Today, San Francisco Mayor London N. Breed officially opened City Gardens, the largest family permanent supportive housing project in the city. The project resides in the South of Market neighborhood. The press release by the City and County of San Francisco highlights the city's continuous efforts to resolve the homelessness crisis, with over 10,000 people exiting homelessness since 2018.
Located at 333 12th Street, City Gardens was financed by $56.7 million in State Homekey funding and around $100 million in local Our City, Our Home funds. Completed in 2021, the facility presents various opportunities, with a large lobby and a community area, resident lounges on each floor, a roof terrace, bike storage, and a landscaped courtyard. Nonprofit Abode Services, providing access to supportive services such as case management and mental health counseling, are in charge of running the operations of City Gardens.

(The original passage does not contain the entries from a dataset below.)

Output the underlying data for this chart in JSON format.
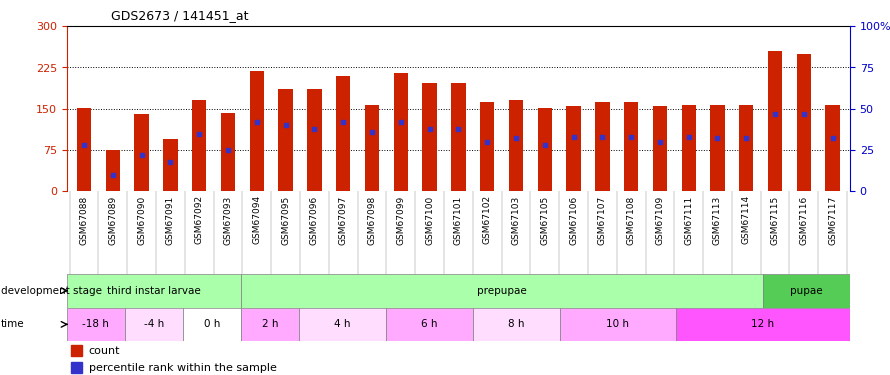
{
  "title": "GDS2673 / 141451_at",
  "samples": [
    "GSM67088",
    "GSM67089",
    "GSM67090",
    "GSM67091",
    "GSM67092",
    "GSM67093",
    "GSM67094",
    "GSM67095",
    "GSM67096",
    "GSM67097",
    "GSM67098",
    "GSM67099",
    "GSM67100",
    "GSM67101",
    "GSM67102",
    "GSM67103",
    "GSM67105",
    "GSM67106",
    "GSM67107",
    "GSM67108",
    "GSM67109",
    "GSM67111",
    "GSM67113",
    "GSM67114",
    "GSM67115",
    "GSM67116",
    "GSM67117"
  ],
  "counts": [
    152,
    75,
    140,
    95,
    165,
    143,
    218,
    185,
    185,
    210,
    157,
    215,
    197,
    197,
    162,
    165,
    152,
    155,
    163,
    162,
    155,
    157,
    157,
    157,
    255,
    250,
    157
  ],
  "percentile_ranks": [
    28,
    10,
    22,
    18,
    35,
    25,
    42,
    40,
    38,
    42,
    36,
    42,
    38,
    38,
    30,
    32,
    28,
    33,
    33,
    33,
    30,
    33,
    32,
    32,
    47,
    47,
    32
  ],
  "ylim_left": [
    0,
    300
  ],
  "ylim_right": [
    0,
    100
  ],
  "yticks_left": [
    0,
    75,
    150,
    225,
    300
  ],
  "yticks_right": [
    0,
    25,
    50,
    75,
    100
  ],
  "bar_color": "#cc2200",
  "dot_color": "#3333cc",
  "bg_color": "#ffffff",
  "axis_color_left": "#cc2200",
  "axis_color_right": "#0000cc",
  "dev_blocks": [
    {
      "label": "third instar larvae",
      "start": 0,
      "end": 6,
      "color": "#aaffaa"
    },
    {
      "label": "prepupae",
      "start": 6,
      "end": 24,
      "color": "#aaffaa"
    },
    {
      "label": "pupae",
      "start": 24,
      "end": 27,
      "color": "#55cc55"
    }
  ],
  "time_blocks": [
    {
      "label": "-18 h",
      "start": 0,
      "end": 2,
      "color": "#ffaaff"
    },
    {
      "label": "-4 h",
      "start": 2,
      "end": 4,
      "color": "#ffddff"
    },
    {
      "label": "0 h",
      "start": 4,
      "end": 6,
      "color": "#ffffff"
    },
    {
      "label": "2 h",
      "start": 6,
      "end": 8,
      "color": "#ffaaff"
    },
    {
      "label": "4 h",
      "start": 8,
      "end": 11,
      "color": "#ffddff"
    },
    {
      "label": "6 h",
      "start": 11,
      "end": 14,
      "color": "#ffaaff"
    },
    {
      "label": "8 h",
      "start": 14,
      "end": 17,
      "color": "#ffddff"
    },
    {
      "label": "10 h",
      "start": 17,
      "end": 21,
      "color": "#ffaaff"
    },
    {
      "label": "12 h",
      "start": 21,
      "end": 27,
      "color": "#ff55ff"
    }
  ]
}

The procurement of City Gardens, during the summer of 2022, became pivotal for implementing Mayor Breed's Homelessness Recovery Plan. This plan has led to the growth of supportive housing in San Francisco by about 3,000 units, an essential step in managing the city's homelessness situation.
The city is now sheltering and housing nearly 16,000 homeless and formerly homeless individuals per night. Over 13,000 of these people are living in city-sponsored housing programs. Mayor Breed proudly stated about San Francisco's efforts to provide long-term solutions to the residents transitioning out of homelessness; the city's investment in housing, shelter, and prevention programs is making a difference in communities and individual lives.
District 6 Supervisor Matt Dorsey stressed the project's significance, stating, “It's more than just a building; it's our commitment in action to support our neighbors in need. I'm thankful to all who contributed to this project in providing each family a safe place as they exit from homelessness.”
San Francisco's Homeless Five-year Strategic Plan, known as Home by the Bay, is intending to reduce unsheltered homelessness by half in the next five years. This initiative, following the 15% decrease since 2019, will change the lives of hundreds of families exiting homelessness, according to Shireen McSpadden, Executive Director of the city's Department of Homelessness and Supportive Housing. "City Gardens offers a fresh start to families that have experienced homelessness. We appreciate the vision, partners, community support, and funding that made this project possible,” shared McSpadden.
Abode's CEO, Louis Chicoine, also expressed enthusiasm for the project: "City Gardens is a valuable family project we are thrilled to participate in," he stated. Chicoine expressed his gratitude towards the City and County of San Francisco for the chance to operate and manage this significant housing project that is now welcoming many San Franciscans.